Une première expérience à Monaco sur 40 mètres

« Le 13 mars 1902, la première expérience a lieu près de l’usine, sur 40 mètres de route empierrée, et c’est un succès. Le 19 avril il donne une première conférence à Monaco ; en septembre, il est à Genève où il « goudronne » un tronçon de la route Genève-Lausanne en guise de démonstration. Paris accueille le procédé à bras ouverts », peut-on lire dans un article de l’historien Frédéric Rossi publié en 2021 sur le blog du Musée national suisse de Zurich.

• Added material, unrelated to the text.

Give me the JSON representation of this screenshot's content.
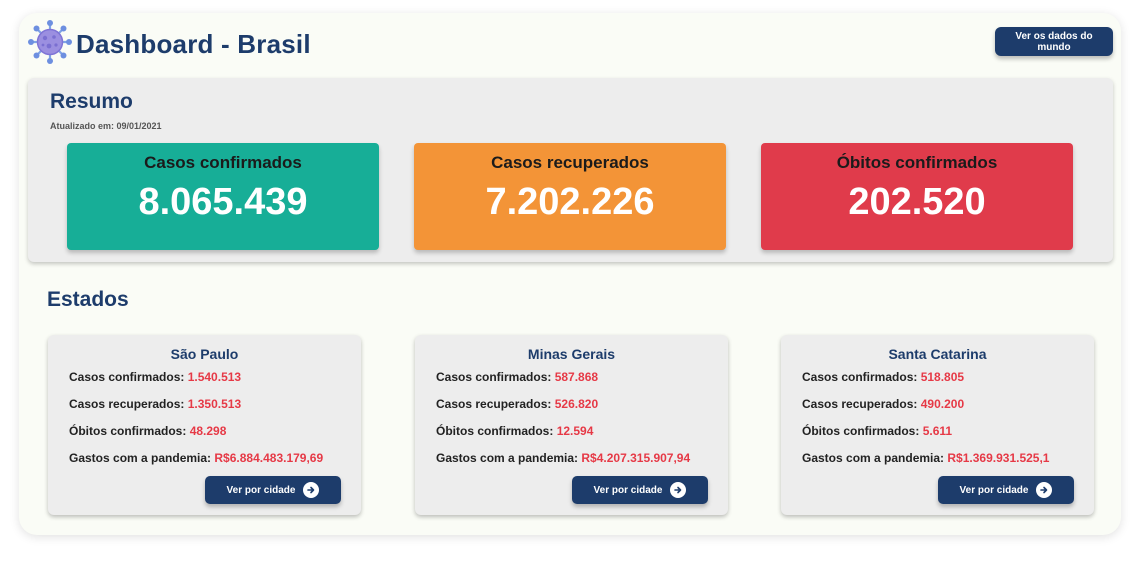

Lequel ajoute qu’en quelques semaines, Ernest Guglielminetti -qui y gagna le surnom de « Docteur Goudron » – récolte, avec la « Ligue pour la lutte contre l’empoussièrement » qu’il avait créée, la somme nécessaire à la mise en œuvre de la route nationale Nice –Monte-Carlo. De quoi réjouir sans nul doute Albert Ier, ce « prince savant » féru de science et précurseur en matière d’enjeux environnementaux.